Teacher told to stay away after trip to Africa

DYLAN LOVAN
Associated Press

LOUISVILLE, Ky. (AP) — A Catholic school teacher was told to take a leave of absence for 21 days when she returned from a mission trip to Kenya, even though the country is thousands of miles from the epicenter of the Ebola outbreak.

The school, St. Margaret Mary in Louisville, told religion teacher Susan Sherman to take mandatory leave when she returned Oct. 26 because several parents were worried about the Ebola outbreak, said Sherman’s husband, Paul, who had also been to Kenya.

On Thursday, Louisville Archbishop Joseph Kurtz acknowledged that was “not the right judgment.”

Kurtz said the parish and the school made the decision “in the midst of an awful lot of confusion at the time.”

“And certainly we regret any pain that has been caused to the Sherman family,” he said.

Susan Sherman resigned last week.

The school said it in a letter to parents that it apologized to Susan Sherman, but “in light of the poor communication and all that had been transpired, she felt unwelcome and did not see how she could effectively continue as a teacher.”

The letter said parents “were Googling and distributing media articles naming Kenya as a high risk country” for Ebola.

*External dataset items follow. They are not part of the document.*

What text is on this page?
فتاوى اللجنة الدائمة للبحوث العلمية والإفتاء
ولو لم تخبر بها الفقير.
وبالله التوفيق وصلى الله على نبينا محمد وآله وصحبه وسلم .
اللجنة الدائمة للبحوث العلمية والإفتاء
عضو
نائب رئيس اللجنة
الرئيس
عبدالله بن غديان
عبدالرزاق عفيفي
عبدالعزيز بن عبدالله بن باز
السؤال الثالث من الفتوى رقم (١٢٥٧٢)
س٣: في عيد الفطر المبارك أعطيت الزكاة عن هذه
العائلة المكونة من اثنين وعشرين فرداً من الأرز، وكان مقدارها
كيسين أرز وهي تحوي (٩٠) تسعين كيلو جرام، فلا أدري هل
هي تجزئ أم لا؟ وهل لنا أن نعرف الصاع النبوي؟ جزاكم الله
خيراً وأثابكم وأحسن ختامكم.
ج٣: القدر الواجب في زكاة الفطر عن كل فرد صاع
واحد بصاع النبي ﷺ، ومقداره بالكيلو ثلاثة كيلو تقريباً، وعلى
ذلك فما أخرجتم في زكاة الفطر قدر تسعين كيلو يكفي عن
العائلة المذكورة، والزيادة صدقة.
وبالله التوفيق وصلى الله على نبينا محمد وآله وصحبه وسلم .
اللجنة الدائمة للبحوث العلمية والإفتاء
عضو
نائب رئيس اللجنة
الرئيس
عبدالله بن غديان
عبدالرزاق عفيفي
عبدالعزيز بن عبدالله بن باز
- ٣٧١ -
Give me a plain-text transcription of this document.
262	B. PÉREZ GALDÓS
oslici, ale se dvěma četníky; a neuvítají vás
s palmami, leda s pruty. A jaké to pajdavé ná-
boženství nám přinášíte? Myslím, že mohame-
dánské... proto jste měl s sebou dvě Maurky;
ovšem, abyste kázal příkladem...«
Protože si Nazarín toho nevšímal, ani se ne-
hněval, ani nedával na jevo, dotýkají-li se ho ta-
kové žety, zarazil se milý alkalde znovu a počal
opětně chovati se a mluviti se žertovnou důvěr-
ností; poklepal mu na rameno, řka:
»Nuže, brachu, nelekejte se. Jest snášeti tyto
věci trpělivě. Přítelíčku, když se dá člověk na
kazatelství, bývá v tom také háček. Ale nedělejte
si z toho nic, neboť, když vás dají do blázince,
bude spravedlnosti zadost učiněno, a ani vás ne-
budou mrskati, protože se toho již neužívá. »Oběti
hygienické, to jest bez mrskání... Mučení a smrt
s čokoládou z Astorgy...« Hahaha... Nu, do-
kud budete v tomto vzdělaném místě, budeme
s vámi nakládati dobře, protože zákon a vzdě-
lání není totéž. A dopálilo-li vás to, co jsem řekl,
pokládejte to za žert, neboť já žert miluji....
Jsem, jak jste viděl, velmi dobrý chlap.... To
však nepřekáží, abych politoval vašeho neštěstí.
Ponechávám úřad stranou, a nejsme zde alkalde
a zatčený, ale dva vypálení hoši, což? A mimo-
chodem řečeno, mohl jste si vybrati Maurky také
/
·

They couple spent nine days in Kenya, working with Kenya Relief, an organization that provides health care, food and water and builds churches and distributes Bibles. Susan Sherman has worked as a nurse and Paul Sherman is a retired orthopedic surgeon.

Kenya is on Africa’s east coast; the Ebola outbreak has been concentrated in West Africa in countries including Liberia. Monrovia, the capital of Liberia, is about 3,300 miles from Kenya’s capital, Nairobi. By comparison, Los Angeles is about 3,100 miles from Atlanta.

The Centers for Disease Control and Prevention recommends that only people at the highest risk — those who’ve had direct contact with an Ebola patient’s body fluids, for example — avoid commercial travel or large public gatherings for 21 days.

Concerns over an Ebola outbreak in the U.S. have prompted some officials to take extra precautions with Americans who have traveled to Africa. Last month, New Jersey Gov. Chris Christie announced tougher protocols than the federal government has imposed. As a result, a nurse who had worked in Sierra Leone who said she did not have symptoms was quarantined in Newark.